Glasgow City Council
The Council has a statutory obligation under Section 34 of the Roads (Scotland) Act 1984 to take such steps as it considers to be reasonable, to prevent snow and endangering the safe passage of pedestrians and vehicles over public roads.
Major refurbishment has been carried out to the Clyde Tunnel over the last few years and a major part of this was to replace and restore its cast iron frame that was heavily corroded caused to a great extent by salting over the years. Out of a total cost of £20m around £8m was attributable to corrosion.
Traditionally Glasgow City Council used dry rock salt to treat their highway network in order to keep their road system clear from frost formation, ice, and snow. A liquid de-icer (Glycol) was used to treat foot paths and bridge decks because of its powerful de-icing and anti-freezing ability.
When treating the highway 6mm rock salt was spread at a rate of 20gms per metre² for standard pre-cautionary salting, and 40gms per metre² for snow events. A fleet of 53 gritting vehicles were used to treat the 38 routes within 180 minutes.
It was becoming increasing apparent that the effects of de-icers used to treat the network caused not only a corrosion concern but also questions towards the impact to the environment. Regeneration projects have been in progress for a number of years now throughout Glasgow. Increasing concerns were raised when the refurbishment of the Clyde Tunnel took place and the cast iron pipes were found to be heavily corroded. Bridge decks over motorways and the rivers were also noticeably deteriorating at a significant rate due to the nature of corrosion.
Jim Knox (Winter Service Area Manager) at Glasgow City Council decided to investigate alternative materials to combat against the corrosion issues without any risk of jeopardising the service the authority provided. Jim was aware of Safecote having used Procoat salt which is a fast acting high purity marine salt coated with Safecote (a known corrosion inhibitor).
Procoat was being used at shopping centre locations as a premium fast acting de-icer and is ideal in contained areas, however is not economically viable to be used across vast areas.
Another option available on the market was pre-wetted salt, which consists of rock salt and salt brine mixed together upon application by the gritting vehicle. Although trialling this would have proved a worthless exercise as this method of de-icing is not only highly aggressive in terms of corrosion but also very costly to implement.

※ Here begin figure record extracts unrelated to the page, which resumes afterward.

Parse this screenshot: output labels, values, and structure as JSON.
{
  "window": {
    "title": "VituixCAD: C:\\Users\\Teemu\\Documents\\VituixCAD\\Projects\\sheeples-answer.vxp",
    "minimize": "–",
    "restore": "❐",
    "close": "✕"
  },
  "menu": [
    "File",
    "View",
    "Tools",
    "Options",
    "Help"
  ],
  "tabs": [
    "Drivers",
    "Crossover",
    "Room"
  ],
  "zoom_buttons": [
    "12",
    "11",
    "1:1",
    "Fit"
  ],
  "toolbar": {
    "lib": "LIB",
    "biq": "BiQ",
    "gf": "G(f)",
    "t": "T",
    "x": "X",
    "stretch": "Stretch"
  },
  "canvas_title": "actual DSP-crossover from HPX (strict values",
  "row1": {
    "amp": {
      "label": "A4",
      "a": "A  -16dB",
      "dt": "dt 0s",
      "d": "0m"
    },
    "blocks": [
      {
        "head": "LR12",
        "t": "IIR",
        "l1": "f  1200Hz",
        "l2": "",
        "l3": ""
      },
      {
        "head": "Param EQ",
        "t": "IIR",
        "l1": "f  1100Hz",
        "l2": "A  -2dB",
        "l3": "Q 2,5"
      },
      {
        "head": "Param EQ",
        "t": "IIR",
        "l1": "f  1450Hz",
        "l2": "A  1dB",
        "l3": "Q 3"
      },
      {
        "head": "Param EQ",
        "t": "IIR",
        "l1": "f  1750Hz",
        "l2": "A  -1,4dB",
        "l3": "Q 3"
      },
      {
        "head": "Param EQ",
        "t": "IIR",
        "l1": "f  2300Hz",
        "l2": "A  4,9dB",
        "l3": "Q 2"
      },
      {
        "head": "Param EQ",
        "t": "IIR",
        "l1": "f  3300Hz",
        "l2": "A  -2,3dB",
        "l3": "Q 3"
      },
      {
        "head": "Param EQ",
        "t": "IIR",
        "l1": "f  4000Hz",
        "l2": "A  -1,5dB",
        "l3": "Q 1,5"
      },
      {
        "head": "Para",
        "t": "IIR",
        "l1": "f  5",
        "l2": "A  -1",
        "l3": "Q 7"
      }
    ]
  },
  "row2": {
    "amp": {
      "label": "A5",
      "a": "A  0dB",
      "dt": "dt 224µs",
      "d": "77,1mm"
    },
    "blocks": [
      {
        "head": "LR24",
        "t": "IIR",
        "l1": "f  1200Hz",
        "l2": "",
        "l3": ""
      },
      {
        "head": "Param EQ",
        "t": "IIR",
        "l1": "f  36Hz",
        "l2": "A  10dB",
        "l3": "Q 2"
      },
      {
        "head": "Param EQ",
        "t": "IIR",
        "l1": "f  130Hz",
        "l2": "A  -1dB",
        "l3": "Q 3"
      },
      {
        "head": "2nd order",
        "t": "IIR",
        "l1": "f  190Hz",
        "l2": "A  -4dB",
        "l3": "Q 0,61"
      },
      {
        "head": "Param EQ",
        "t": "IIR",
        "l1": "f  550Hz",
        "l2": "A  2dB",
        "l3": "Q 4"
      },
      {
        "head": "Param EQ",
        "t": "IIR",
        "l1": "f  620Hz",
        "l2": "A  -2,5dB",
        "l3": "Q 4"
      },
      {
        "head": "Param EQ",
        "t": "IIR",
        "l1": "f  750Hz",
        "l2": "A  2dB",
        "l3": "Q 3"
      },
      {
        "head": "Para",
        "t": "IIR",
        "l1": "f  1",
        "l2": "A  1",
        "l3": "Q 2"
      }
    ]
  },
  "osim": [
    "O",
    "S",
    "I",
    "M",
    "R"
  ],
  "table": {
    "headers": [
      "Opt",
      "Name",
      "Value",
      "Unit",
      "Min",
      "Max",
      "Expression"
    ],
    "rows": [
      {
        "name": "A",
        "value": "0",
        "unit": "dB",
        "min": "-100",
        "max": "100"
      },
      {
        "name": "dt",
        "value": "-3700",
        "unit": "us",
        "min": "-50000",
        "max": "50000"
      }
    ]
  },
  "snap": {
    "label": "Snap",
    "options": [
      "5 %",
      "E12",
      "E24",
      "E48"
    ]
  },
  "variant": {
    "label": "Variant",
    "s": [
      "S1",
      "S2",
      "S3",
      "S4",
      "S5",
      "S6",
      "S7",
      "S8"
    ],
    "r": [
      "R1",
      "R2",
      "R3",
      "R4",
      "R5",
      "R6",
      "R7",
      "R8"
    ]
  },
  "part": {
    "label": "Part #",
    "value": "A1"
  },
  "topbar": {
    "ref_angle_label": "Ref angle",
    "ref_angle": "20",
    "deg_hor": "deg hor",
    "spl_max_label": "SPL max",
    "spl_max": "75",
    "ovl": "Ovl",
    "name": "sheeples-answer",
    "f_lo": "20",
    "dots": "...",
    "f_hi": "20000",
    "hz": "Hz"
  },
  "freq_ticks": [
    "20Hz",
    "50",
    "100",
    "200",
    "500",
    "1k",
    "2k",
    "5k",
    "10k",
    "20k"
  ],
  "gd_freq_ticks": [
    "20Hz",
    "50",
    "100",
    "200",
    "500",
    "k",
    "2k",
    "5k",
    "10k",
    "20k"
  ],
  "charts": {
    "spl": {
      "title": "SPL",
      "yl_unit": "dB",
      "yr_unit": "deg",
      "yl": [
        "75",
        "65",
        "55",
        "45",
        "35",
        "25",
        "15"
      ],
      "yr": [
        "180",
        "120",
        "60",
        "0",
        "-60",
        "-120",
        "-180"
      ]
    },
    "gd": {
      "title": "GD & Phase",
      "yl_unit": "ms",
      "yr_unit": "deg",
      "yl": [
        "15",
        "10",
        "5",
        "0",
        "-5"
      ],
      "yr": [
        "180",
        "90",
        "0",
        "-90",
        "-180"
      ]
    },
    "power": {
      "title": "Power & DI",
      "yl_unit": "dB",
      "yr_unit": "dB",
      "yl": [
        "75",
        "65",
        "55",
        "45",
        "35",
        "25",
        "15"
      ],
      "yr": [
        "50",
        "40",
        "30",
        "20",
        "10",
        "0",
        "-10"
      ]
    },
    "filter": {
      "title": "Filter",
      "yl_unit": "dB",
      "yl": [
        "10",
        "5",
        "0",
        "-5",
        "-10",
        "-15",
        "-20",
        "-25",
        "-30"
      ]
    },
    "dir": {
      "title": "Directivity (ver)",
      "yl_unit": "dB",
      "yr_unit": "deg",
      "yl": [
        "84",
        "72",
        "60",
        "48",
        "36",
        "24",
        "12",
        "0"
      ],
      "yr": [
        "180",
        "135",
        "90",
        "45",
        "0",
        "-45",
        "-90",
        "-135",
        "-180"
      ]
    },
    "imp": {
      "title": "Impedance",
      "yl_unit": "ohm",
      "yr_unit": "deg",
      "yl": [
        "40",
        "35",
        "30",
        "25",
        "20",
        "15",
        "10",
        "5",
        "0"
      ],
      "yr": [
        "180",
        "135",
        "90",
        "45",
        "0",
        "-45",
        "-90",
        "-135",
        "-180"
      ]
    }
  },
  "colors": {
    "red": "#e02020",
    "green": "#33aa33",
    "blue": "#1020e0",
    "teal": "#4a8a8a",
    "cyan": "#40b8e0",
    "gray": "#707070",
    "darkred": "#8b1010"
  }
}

Safecote Information & Research
It was determined during researching Safecote that a number of other local authorities in the UK had been using it pre-treated to their standard rock salt and purchased directly from their salt supplier applied at 3% weight by weight and were spreading the salt reduced rates as low as 7gms per metre².
Safecote is an agricultural co-product, its main ingredient being molasses and is made to a stringent specification by Tate & Lyle in the UK. Known as a salt enhancer it has been used in the USA for 20 years and was introduced to the UK in 2002. As of winter 2009/2010 the number of Safecote users was in the region of 60 in the UK, the majority being local authorities.
Safecote enhances salt by giving a number key benefits, control distribution, longevity, corrosion inhibition, lower freezing point depression, greater resilience and is environmentally friendly.